Metz, Husband and Daughton drew poor marks for being entirely based in Tallahassee and conceding a “down side”: that the firm is not always geographically close to its clients, but that its lobbyists travel extensively (and have worked with Sen. Travis Hutson and Rep. Paul Renner, Flagler’s representatives.)
Gray Robinson’s firm includes Dean Cannon, who was Speaker of the Florida House from 2010 to 2012, though Chris Carmody, who would have represented Palm Coast, presented to the council. Cannon was not there, but Carmody used the Canon card to get leverage with the council. His firm also represents Volusia County, which may have concerned some council members in terms of competing for next-door dollars.
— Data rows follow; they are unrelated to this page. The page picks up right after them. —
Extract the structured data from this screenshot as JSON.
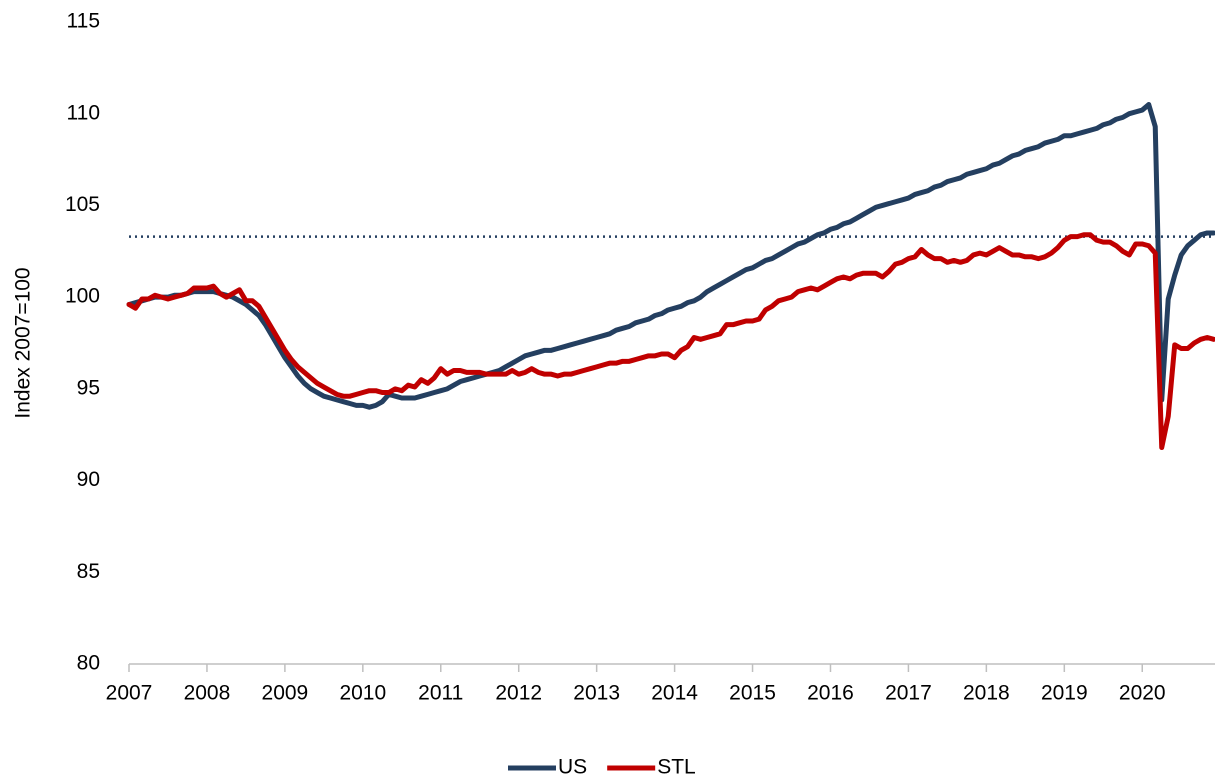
{
  "chart_data": {
    "type": "line",
    "y_label": "Index 2007=100",
    "categories": [
      "2007",
      null,
      null,
      null,
      null,
      null,
      null,
      null,
      null,
      null,
      null,
      null,
      "2008",
      null,
      null,
      null,
      null,
      null,
      null,
      null,
      null,
      null,
      null,
      null,
      "2009",
      null,
      null,
      null,
      null,
      null,
      null,
      null,
      null,
      null,
      null,
      null,
      "2010",
      null,
      null,
      null,
      null,
      null,
      null,
      null,
      null,
      null,
      null,
      null,
      "2011",
      null,
      null,
      null,
      null,
      null,
      null,
      null,
      null,
      null,
      null,
      null,
      "2012",
      null,
      null,
      null,
      null,
      null,
      null,
      null,
      null,
      null,
      null,
      null,
      "2013",
      null,
      null,
      null,
      null,
      null,
      null,
      null,
      null,
      null,
      null,
      null,
      "2014",
      null,
      null,
      null,
      null,
      null,
      null,
      null,
      null,
      null,
      null,
      null,
      "2015",
      null,
      null,
      null,
      null,
      null,
      null,
      null,
      null,
      null,
      null,
      null,
      "2016",
      null,
      null,
      null,
      null,
      null,
      null,
      null,
      null,
      null,
      null,
      null,
      "2017",
      null,
      null,
      null,
      null,
      null,
      null,
      null,
      null,
      null,
      null,
      null,
      "2018",
      null,
      null,
      null,
      null,
      null,
      null,
      null,
      null,
      null,
      null,
      null,
      "2019",
      null,
      null,
      null,
      null,
      null,
      null,
      null,
      null,
      null,
      null,
      null,
      "2020",
      null,
      null,
      null,
      null,
      null,
      null,
      null,
      null,
      null,
      null,
      null
    ],
    "series": [
      {
        "name": "US",
        "color": "#243f60",
        "values": [
          99.6,
          99.7,
          99.8,
          99.9,
          100.0,
          100.0,
          100.0,
          100.1,
          100.1,
          100.2,
          100.3,
          100.3,
          100.3,
          100.3,
          100.2,
          100.1,
          100.0,
          99.8,
          99.6,
          99.3,
          99.0,
          98.5,
          97.9,
          97.3,
          96.7,
          96.2,
          95.7,
          95.3,
          95.0,
          94.8,
          94.6,
          94.5,
          94.4,
          94.3,
          94.2,
          94.1,
          94.1,
          94.0,
          94.1,
          94.3,
          94.7,
          94.6,
          94.5,
          94.5,
          94.5,
          94.6,
          94.7,
          94.8,
          94.9,
          95.0,
          95.2,
          95.4,
          95.5,
          95.6,
          95.7,
          95.8,
          95.9,
          96.0,
          96.2,
          96.4,
          96.6,
          96.8,
          96.9,
          97.0,
          97.1,
          97.1,
          97.2,
          97.3,
          97.4,
          97.5,
          97.6,
          97.7,
          97.8,
          97.9,
          98.0,
          98.2,
          98.3,
          98.4,
          98.6,
          98.7,
          98.8,
          99.0,
          99.1,
          99.3,
          99.4,
          99.5,
          99.7,
          99.8,
          100.0,
          100.3,
          100.5,
          100.7,
          100.9,
          101.1,
          101.3,
          101.5,
          101.6,
          101.8,
          102.0,
          102.1,
          102.3,
          102.5,
          102.7,
          102.9,
          103.0,
          103.2,
          103.4,
          103.5,
          103.7,
          103.8,
          104.0,
          104.1,
          104.3,
          104.5,
          104.7,
          104.9,
          105.0,
          105.1,
          105.2,
          105.3,
          105.4,
          105.6,
          105.7,
          105.8,
          106.0,
          106.1,
          106.3,
          106.4,
          106.5,
          106.7,
          106.8,
          106.9,
          107.0,
          107.2,
          107.3,
          107.5,
          107.7,
          107.8,
          108.0,
          108.1,
          108.2,
          108.4,
          108.5,
          108.6,
          108.8,
          108.8,
          108.9,
          109.0,
          109.1,
          109.2,
          109.4,
          109.5,
          109.7,
          109.8,
          110.0,
          110.1,
          110.2,
          110.5,
          109.3,
          94.4,
          99.9,
          101.2,
          102.3,
          102.8,
          103.1,
          103.4,
          103.5,
          103.5
        ]
      },
      {
        "name": "STL",
        "color": "#c00000",
        "values": [
          99.6,
          99.4,
          99.9,
          99.9,
          100.1,
          100.0,
          99.9,
          100.0,
          100.1,
          100.2,
          100.5,
          100.5,
          100.5,
          100.6,
          100.2,
          100.0,
          100.2,
          100.4,
          99.8,
          99.8,
          99.5,
          98.9,
          98.3,
          97.7,
          97.1,
          96.6,
          96.2,
          95.9,
          95.6,
          95.3,
          95.1,
          94.9,
          94.7,
          94.6,
          94.6,
          94.7,
          94.8,
          94.9,
          94.9,
          94.8,
          94.8,
          95.0,
          94.9,
          95.2,
          95.1,
          95.5,
          95.3,
          95.6,
          96.1,
          95.8,
          96.0,
          96.0,
          95.9,
          95.9,
          95.9,
          95.8,
          95.8,
          95.8,
          95.8,
          96.0,
          95.8,
          95.9,
          96.1,
          95.9,
          95.8,
          95.8,
          95.7,
          95.8,
          95.8,
          95.9,
          96.0,
          96.1,
          96.2,
          96.3,
          96.4,
          96.4,
          96.5,
          96.5,
          96.6,
          96.7,
          96.8,
          96.8,
          96.9,
          96.9,
          96.7,
          97.1,
          97.3,
          97.8,
          97.7,
          97.8,
          97.9,
          98.0,
          98.5,
          98.5,
          98.6,
          98.7,
          98.7,
          98.8,
          99.3,
          99.5,
          99.8,
          99.9,
          100.0,
          100.3,
          100.4,
          100.5,
          100.4,
          100.6,
          100.8,
          101.0,
          101.1,
          101.0,
          101.2,
          101.3,
          101.3,
          101.3,
          101.1,
          101.4,
          101.8,
          101.9,
          102.1,
          102.2,
          102.6,
          102.3,
          102.1,
          102.1,
          101.9,
          102.0,
          101.9,
          102.0,
          102.3,
          102.4,
          102.3,
          102.5,
          102.7,
          102.5,
          102.3,
          102.3,
          102.2,
          102.2,
          102.1,
          102.2,
          102.4,
          102.7,
          103.1,
          103.3,
          103.3,
          103.4,
          103.4,
          103.1,
          103.0,
          103.0,
          102.8,
          102.5,
          102.3,
          102.9,
          102.9,
          102.8,
          102.4,
          91.8,
          93.5,
          97.4,
          97.2,
          97.2,
          97.5,
          97.7,
          97.8,
          97.7
        ]
      }
    ],
    "reference_line": {
      "value": 103.3,
      "color": "#243f60",
      "style": "dotted"
    },
    "ylim": [
      80,
      115
    ],
    "yticks": [
      80,
      85,
      90,
      95,
      100,
      105,
      110,
      115
    ],
    "grid": false,
    "legend": "bottom"
  }
}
Southern Strategy Group presented last, and drew questions from Council member Heidi Shipley, who’d been silent until then: she was concerned about the size of the firm and whether it could pay attention to a smaller client such as Palm Coast, though Matt Brockelman assured her (without evidence) that clients are treated equally.
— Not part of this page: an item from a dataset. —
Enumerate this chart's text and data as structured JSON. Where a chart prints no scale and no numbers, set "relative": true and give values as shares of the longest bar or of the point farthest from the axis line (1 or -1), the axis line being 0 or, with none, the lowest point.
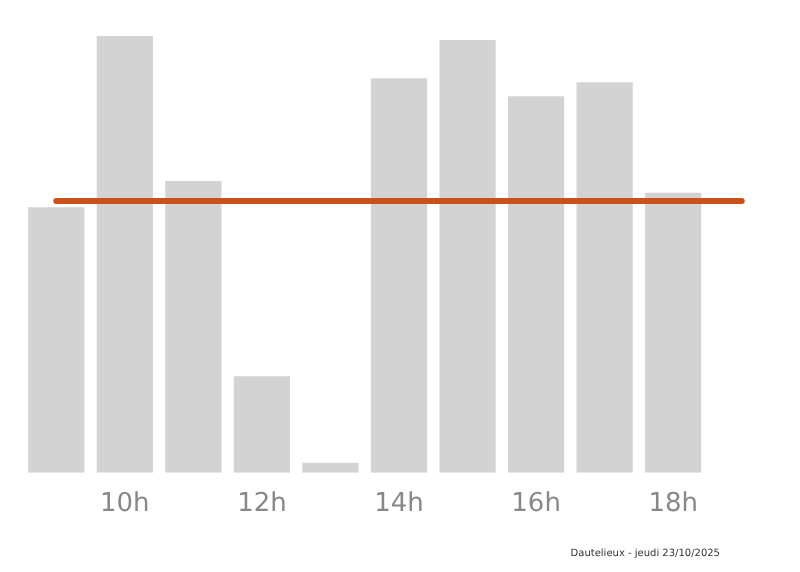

Shipley had been concerned about the way Southern Strategy had stamped the Palm Coast logo on its response to the request for proposal, lending the impression that it somehow had Palm Coast’s endorsement. (Holland in today’s interview said it’s common practice in government contracting, and that other lobbying firms did likewise. The RFP documents were not available for public examination on the city’s website, alongside other agenda items related to the lobbying issue.) Brockelman noted that one of the firm’s lobbyists worked on Renner’s campaign, and that Hutson is “a friend.” But answers to Holland’s questions about securing some of the $30 million needed to widen Old Kings Road or protecting home rule were no less general or non-committal than those of previous firms.
“I believe strongly we need to send to them a very strong advocacy group that will give us the ability to have our voices heard,” Holland said before the vote last week.